Now that Osama bin Laden is dead, who won? The answer, most would say, is that we did. Not only did we slay the charismatic leader of Al Qaeda, we recovered a big cache of documents that will help us to find and destroy his henchmen.

Not so fast, though, because in a key sense it is Osama bin Laden who may have won. So at least argues Daveed Gartenstein-Ross [G-R], a counterterrorism expert who specializes in al-Qaeda, (Until this morning I had never heard of Gartenstein-Ross; I owe my knowledge of his views to a characteristically brilliant column by Ezra Klein in the Washington Post).

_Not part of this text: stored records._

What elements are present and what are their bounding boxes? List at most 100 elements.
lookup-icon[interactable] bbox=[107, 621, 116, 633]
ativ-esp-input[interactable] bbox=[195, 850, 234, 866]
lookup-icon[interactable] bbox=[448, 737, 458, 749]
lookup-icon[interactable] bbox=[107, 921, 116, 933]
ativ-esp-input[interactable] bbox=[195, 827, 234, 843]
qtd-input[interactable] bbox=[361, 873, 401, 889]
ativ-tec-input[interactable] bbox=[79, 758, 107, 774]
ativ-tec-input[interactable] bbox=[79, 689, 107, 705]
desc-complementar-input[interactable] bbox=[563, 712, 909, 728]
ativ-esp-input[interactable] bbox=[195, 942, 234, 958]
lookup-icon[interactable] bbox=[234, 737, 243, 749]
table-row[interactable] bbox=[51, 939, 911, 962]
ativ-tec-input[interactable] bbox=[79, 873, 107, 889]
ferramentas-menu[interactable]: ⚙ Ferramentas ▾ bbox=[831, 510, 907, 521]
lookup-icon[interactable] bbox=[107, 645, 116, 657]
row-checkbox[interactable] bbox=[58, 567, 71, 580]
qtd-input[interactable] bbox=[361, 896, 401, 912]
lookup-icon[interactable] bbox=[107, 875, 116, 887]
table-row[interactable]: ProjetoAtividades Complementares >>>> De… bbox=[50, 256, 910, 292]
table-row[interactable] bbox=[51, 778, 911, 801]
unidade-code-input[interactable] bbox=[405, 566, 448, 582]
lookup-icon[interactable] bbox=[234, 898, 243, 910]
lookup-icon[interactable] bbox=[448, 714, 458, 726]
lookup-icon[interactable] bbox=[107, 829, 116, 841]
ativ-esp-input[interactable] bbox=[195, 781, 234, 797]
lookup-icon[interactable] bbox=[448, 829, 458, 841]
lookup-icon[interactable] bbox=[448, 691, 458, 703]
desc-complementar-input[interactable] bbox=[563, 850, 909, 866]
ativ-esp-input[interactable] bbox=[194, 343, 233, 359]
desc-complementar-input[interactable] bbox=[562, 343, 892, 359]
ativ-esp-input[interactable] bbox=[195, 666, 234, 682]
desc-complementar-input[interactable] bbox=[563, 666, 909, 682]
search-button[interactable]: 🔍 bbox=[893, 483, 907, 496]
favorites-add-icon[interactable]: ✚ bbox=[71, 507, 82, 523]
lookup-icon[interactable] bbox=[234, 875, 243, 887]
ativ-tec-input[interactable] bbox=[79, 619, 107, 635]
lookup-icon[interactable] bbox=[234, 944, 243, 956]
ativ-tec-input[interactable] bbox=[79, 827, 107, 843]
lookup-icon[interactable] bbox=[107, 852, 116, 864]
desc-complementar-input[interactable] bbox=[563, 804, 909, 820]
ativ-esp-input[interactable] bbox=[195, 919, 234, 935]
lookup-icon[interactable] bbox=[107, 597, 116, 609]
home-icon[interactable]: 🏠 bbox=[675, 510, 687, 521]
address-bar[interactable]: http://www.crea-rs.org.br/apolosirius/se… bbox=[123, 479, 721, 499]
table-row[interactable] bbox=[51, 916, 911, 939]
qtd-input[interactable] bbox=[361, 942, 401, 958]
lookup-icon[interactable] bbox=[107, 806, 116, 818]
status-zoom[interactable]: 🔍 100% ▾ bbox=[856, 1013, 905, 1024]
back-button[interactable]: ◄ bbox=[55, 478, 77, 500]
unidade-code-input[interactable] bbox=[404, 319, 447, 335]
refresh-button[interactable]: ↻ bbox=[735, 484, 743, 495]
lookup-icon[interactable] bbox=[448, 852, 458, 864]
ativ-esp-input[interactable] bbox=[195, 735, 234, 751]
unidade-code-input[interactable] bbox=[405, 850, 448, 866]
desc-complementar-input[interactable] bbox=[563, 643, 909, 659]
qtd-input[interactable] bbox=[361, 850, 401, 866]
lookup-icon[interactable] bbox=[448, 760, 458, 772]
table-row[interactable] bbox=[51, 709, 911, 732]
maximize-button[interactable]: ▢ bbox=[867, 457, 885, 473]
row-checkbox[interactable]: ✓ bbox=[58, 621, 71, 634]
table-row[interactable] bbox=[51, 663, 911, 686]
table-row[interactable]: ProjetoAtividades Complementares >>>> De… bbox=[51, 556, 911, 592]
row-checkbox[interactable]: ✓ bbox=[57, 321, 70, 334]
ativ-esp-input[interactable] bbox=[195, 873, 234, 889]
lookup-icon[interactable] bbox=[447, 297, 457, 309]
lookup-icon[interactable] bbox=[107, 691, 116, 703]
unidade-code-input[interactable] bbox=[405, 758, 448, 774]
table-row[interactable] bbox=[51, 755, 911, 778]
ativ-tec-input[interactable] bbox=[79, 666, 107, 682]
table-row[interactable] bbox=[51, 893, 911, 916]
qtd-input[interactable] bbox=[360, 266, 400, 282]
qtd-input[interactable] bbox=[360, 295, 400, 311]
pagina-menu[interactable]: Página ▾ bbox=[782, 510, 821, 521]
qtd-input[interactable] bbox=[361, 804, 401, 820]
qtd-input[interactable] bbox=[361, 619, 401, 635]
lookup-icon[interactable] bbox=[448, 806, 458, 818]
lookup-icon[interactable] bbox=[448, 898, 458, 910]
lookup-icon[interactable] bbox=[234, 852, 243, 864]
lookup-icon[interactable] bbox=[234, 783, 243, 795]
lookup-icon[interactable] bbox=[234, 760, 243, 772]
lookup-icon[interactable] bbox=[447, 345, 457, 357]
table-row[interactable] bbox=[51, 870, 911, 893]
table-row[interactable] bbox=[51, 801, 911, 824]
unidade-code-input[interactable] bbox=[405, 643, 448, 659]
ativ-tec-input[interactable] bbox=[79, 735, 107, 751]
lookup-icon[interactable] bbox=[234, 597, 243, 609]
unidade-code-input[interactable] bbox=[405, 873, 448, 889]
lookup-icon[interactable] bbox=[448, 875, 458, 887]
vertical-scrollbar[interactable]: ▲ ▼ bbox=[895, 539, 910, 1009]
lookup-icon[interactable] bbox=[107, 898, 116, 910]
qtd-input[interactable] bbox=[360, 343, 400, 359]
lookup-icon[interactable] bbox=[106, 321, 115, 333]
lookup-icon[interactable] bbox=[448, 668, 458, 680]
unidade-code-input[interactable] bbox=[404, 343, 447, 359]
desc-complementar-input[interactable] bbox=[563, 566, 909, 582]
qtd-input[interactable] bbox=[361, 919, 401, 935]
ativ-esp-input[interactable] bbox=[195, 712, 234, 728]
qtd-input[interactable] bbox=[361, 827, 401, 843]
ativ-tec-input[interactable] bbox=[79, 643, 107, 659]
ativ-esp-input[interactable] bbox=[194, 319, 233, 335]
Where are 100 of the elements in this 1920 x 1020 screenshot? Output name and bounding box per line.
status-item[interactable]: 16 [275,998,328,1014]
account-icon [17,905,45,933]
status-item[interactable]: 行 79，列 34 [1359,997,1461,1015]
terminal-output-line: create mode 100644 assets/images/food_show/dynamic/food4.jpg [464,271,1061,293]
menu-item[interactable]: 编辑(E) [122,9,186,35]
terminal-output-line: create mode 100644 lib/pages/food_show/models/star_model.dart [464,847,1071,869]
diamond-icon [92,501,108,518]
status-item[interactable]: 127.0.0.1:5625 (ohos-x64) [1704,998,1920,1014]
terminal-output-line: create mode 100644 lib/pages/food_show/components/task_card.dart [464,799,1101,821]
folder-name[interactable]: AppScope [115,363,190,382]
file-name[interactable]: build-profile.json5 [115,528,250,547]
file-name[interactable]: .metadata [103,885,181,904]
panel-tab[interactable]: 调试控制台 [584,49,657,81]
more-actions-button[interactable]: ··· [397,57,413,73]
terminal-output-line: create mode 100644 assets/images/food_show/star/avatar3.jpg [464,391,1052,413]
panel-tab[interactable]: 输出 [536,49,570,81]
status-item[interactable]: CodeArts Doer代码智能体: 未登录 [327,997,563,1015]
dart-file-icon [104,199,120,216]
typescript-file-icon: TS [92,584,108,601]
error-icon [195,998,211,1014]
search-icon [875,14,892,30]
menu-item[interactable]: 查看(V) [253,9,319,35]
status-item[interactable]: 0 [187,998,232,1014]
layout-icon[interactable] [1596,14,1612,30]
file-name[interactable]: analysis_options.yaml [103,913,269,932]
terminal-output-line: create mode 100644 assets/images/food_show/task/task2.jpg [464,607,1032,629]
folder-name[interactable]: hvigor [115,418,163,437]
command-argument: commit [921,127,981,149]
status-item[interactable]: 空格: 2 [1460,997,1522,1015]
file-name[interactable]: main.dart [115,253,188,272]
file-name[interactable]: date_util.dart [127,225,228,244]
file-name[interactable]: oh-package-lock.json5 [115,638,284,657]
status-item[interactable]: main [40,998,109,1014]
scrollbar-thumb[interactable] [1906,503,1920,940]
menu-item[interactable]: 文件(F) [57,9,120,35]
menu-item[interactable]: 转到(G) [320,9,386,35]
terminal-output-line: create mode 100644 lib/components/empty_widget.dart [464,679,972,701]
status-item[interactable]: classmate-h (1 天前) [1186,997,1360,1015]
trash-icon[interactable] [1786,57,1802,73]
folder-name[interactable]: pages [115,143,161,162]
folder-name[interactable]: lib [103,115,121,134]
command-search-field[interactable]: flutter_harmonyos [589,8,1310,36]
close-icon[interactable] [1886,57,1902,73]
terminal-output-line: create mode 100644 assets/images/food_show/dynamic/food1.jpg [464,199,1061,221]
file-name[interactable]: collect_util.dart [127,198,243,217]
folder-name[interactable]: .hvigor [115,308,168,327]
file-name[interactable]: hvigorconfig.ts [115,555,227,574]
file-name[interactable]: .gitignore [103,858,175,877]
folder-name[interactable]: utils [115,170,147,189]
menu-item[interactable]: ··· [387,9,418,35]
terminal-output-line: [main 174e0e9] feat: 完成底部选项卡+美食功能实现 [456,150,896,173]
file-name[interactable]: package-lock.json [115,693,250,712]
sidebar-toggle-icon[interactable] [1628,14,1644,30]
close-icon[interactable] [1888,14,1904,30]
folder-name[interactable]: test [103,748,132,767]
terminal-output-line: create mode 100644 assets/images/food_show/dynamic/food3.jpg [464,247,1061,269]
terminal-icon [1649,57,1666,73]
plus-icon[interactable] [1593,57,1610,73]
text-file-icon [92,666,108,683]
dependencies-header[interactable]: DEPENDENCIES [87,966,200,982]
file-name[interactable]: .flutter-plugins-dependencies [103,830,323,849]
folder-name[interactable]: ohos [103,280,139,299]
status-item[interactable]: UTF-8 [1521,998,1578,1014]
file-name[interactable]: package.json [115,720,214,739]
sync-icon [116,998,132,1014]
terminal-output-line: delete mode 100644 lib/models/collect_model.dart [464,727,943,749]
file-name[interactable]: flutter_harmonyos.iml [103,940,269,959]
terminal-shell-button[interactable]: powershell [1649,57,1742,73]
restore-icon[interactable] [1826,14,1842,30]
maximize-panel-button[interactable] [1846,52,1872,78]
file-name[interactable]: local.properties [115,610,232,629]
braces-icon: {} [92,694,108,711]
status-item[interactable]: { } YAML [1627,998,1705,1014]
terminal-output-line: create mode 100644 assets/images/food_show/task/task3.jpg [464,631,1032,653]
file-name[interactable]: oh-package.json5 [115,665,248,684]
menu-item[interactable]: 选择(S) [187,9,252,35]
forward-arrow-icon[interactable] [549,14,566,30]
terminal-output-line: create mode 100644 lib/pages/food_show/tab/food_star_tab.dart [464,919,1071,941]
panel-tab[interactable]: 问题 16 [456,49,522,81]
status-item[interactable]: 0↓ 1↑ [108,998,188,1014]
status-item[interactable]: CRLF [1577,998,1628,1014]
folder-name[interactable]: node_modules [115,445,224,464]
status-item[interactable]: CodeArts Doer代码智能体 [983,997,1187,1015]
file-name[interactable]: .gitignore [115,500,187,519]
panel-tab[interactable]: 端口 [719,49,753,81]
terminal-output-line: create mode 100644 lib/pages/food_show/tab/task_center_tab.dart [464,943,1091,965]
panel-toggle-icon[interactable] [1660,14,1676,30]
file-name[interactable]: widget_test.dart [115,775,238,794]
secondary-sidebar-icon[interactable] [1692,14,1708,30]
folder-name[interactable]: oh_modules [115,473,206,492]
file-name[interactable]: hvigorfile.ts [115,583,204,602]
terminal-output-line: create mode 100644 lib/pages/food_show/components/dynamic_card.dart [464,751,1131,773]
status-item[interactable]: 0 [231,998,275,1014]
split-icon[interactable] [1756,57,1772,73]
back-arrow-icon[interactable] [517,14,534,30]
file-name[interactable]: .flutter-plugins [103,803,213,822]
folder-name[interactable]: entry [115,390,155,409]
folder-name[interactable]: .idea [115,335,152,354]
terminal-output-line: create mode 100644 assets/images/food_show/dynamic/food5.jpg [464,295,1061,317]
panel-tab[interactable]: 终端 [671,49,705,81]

According to G-R. Bin Laden’s real goal was to bankrupt the United States. Looking at the gloomy economic news and the gridlock in Washington, it is hard to deny that that colossal disaster has actually come upon us. It is well known that Bin Laden cut his spurs in Afghanistan when it was seeking to escape the Soviet yoke. The US organized that campaign. (Yet we did not enlist Osama bin Laden in our ranks as Michael Moore misleading maintains; he was acting independently). The Reagan strategy had been to bankrupt the USSR, and the debacle in Afghanistan made a major contribution to achieving that goal.

As Klein remarks, “superpowers fall because their economies crumble, not because they’re beaten on the battlefield. [Moreover,] superpowers are so allergic to losing that they’ll bankrupt themselves trying to conquer a mass of rocks and sand. This was bin Laden’s plan for the United States, too.”

In an article in the magazine Foreign Policy, G-R argued “[h]e has compared the United States to the Soviet Union on numerous occasions — and these comparisons have been explicitly economic. . . . For example, in October 2004 bin Laden said that just as the Arab fighters and Afghan mujaheddin had destroyed Russia economically, al Qaeda was now doing the same to the United States, ‘continuing this policy in bleeding America to the point of bankruptcy.’ ”

As Klein pertinently notes, “Nobel laureate Joseph Stiglitz estimates that the price tag on the Iraq War alone will surpass $3 trillion. Afghanistan likely amounts to another trillion or two. Add in the build-up in homeland security spending since 9/11 and you’re looking at another trillion. And don’t forget the indirect costs of all this turmoil: The Federal Reserve, worried about a fear-induced recession, slashed interest rates after the attack on the World Trade Center, and then kept them low to combat skyrocketing oil prices, a byproduct of the war in Iraq. That decade of loose monetary policy may well have contributed to the credit bubble that crashed the economy in 2007 and 2008.”

Just a minute, though. Did Bin Laden actually foresee these developments? America could not have reached this parlous state without the collaboration of an unendicted co-conspirator, George W. Bush. It was Bush who lowered taxes while initiating an unnecessary war in Iraq, supposedly as part of a grand, post-9/11 strategy of Middle Eastern transformation. In this decision, the Israel Lobby, surely in no sense an ally of Bin Laden, played a major part.

Have we learned anything from all this? Apparently not, to judge by our bungling intervention in the Libya quagmire.